Two weeks ago, I moved into a condominium in downtown Dallas. It was quite a lifestyle change from an otherwise non-descript apartment home in a non-descript neighbourhood in Dallas that required car transportation for everything.
For the new condo, think expansive downtown view. Think vibrant, growing, intimate urban neighbourhood. Think lots of things to discover for the first time. Think trains. Think walking. Think lots of dining and entertainment options within five minutes.
I visit places like this all the time in urban centers worldwide. I’ve just never lived someplace like this.
Yet as all things with me, media intersections are everywhere.

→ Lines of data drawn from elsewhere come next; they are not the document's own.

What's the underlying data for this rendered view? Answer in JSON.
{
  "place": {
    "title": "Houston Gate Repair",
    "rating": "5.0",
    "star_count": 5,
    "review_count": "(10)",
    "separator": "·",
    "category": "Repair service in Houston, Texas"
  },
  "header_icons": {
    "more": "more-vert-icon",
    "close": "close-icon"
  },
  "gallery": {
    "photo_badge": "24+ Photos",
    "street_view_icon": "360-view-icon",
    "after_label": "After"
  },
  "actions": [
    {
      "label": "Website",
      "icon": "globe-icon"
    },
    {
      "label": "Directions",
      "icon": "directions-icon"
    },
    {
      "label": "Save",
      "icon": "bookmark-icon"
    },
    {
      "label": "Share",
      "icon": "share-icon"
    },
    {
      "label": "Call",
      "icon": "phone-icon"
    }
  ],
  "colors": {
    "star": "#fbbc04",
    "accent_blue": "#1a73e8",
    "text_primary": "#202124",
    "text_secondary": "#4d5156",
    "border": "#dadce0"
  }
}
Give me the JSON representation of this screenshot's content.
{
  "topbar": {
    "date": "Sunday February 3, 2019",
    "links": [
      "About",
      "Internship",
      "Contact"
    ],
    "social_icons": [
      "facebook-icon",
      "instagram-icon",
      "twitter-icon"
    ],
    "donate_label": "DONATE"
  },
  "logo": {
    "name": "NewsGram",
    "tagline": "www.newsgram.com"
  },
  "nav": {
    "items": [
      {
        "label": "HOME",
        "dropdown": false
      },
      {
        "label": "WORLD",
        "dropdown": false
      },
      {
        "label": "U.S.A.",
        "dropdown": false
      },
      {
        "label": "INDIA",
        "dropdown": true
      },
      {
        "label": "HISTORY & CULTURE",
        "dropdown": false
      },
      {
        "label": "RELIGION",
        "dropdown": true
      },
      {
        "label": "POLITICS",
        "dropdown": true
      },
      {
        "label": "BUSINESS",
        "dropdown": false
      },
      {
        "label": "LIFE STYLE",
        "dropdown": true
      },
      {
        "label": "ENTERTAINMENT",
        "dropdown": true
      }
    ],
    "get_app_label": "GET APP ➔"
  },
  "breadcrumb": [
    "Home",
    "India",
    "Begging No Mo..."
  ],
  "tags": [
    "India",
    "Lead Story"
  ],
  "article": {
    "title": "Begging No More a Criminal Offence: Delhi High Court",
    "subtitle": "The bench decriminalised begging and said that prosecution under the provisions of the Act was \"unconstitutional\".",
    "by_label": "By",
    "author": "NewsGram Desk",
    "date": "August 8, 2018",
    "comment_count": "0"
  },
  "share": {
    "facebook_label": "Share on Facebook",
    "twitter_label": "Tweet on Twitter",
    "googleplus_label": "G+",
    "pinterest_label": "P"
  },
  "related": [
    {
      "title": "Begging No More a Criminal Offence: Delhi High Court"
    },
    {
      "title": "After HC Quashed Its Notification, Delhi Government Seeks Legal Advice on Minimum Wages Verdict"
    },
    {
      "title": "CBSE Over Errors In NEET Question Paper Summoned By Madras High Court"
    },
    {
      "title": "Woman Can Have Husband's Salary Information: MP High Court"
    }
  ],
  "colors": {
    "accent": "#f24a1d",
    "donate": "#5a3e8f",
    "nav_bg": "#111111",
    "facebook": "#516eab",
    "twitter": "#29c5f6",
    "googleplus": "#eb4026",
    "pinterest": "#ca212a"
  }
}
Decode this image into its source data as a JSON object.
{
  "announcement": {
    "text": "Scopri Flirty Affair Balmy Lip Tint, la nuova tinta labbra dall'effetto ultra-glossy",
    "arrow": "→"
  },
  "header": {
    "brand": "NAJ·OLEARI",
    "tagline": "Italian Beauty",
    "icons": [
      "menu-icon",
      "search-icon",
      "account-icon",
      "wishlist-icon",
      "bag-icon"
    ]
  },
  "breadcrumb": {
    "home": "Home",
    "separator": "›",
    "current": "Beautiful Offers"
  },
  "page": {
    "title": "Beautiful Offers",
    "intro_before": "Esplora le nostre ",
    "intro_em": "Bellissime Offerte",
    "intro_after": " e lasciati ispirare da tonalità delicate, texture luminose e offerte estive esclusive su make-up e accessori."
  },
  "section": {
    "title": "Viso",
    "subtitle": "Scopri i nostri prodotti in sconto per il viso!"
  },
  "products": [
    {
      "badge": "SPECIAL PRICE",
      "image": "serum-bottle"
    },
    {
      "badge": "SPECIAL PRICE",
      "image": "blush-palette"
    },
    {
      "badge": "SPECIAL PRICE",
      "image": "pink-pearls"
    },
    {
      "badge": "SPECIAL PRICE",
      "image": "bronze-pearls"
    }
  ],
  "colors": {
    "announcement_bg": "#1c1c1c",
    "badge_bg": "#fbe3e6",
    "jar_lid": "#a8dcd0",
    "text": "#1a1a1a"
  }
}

First, I’m reading the print newspaper more and more. There’s a 7-Eleven in my building: I buy the newspaper single-copy and go to a nearby restaurant where there’s plenty of room and time for absorbing a print newspaper for lunch. I find the whole experience relaxing – even news on paper is a break from the digital deluge straining my eyes on the computer and iPhone. Previously, buying a single copy of the newspaper required a car. I absorb anything remotely near local news in The Dallas Morning News – more than ever before.
Second, I see first-hand the challenge of a metropolitan newspaper. I’m intensely interested in the Main Street District of downtown Dallas and, perhaps, anything connected to it by train. This is, perhaps, two-tenths of 1% of the content of The Dallas Morning News. This is the Achilles Heel of U.S. metropolitan newspapers: they’re spread too thin to be intensely relevant by geography.
Third, because I’m intensely interested in my downtown district, I’ve found a wealth of non-traditional web sites that – cobbled together – give me this “deep dive.” Among them: portals, volunteer-produced sites, restaurant and bar sites, entertainment guides, train schedules, basketball schedules, and more.
Fourth, I’m desperate enough to connect to this community that I’m experimenting with contextual services. Twitter Local is interesting, and I can see all tweets within a mile of my zip code – yet for a 40-something guy it matters little to know about the 20-something club-hopping dudes and dudettes and their hormonally challenged musings. I’ve also experimented with entertainment guides that provide a similar service, but the filtering is not yet relevant enough.
Fifth and finally, I feel a part of a community. Yet there is no glue that brings us together. My digital cobbling of web sites suffices, yet I wish there was either a dedicated newspaper or a deeper dive in my hometown metropolitan newspaper for the 7,000+ people who live in downtown Dallas.
We’re an industry that irrationally pursues its own internal definition of “quality.” Yet in today’s information overload, “quality” is about context, glue, relevance, and local.